Deconstructing the Coliseum promotes civil government school system abolition.
I took a lot of heat last week when I said via Godtube that the U.S. Constitution is just a piece of paper. One emailer called me ignorant.
Let me kindly refute that I am ignorant. Sir, at the end of the day every human being puts his or her faith into words. There’s no way around that. Whether the words are written on paper is irrelevant. Scripture is God-breathed and intangible, but God commanded others to write the words on paper.
Now, when I look to the U.S. Constitution, my big assertion is that it is not the source of my rights. If that were true then I could just shred the U.S. Constitution, eliminating everybody’s rights. The Framers agree with me that the U.S. Constitution is not the source of our rights. First, they said just as much in the Declaration of Independence – “unalienable rights”. Our rights can’t be taken away; this is because they come from Jehovah. If “rights” come from man then man has no rights. Second, Amendment Nine implies that the U.S. Constitution is not the source of rights: that Amendment asserts the previous eight Amendments are not an exhaustive list of rights. Third, the U.S. Constitution can’t be the source of our rights because the Framers referenced something else when writing the thing! That is, the Framers put the pieces of paper they wrote on right on top of the Bible. So, when subsequent generations viewed the U.S. Constitution they did so through the lens of Christianity.

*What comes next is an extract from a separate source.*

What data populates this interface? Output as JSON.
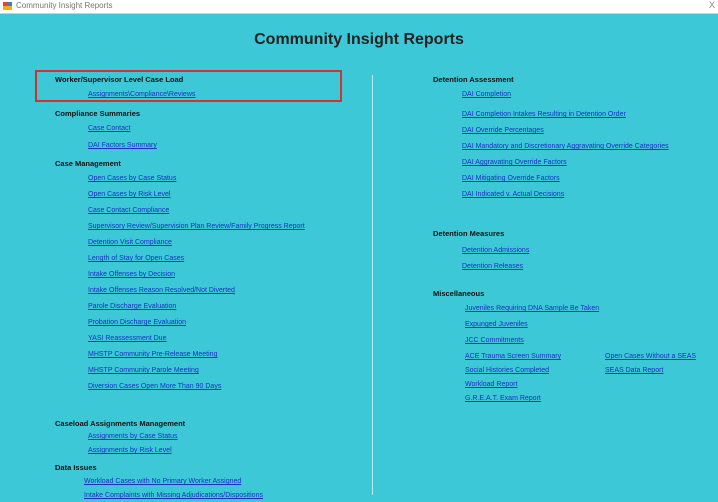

I am not anti-U.S. Constitution. As a function of the Christian worldview it has done its job in restraining evil – just exactly what the civil government is supposed to do. But I enjoy telling conservatives that the U.S. Constitution is just a piece of paper because I want them to understand that rights come from God. In that regard, we would know our rights just fine without a U.S. Constitution. But at the same time I want my conservative friends to know that if someone is viewing the U.S. Constitution through a humanistic lens – like all nine Supreme Court Justices do – then my rights still exist. They still exist because they are God-breathed. There’s nothing you as a humanist can do to stop that.
(By the way, you’ll never learn this in the civil government school system.)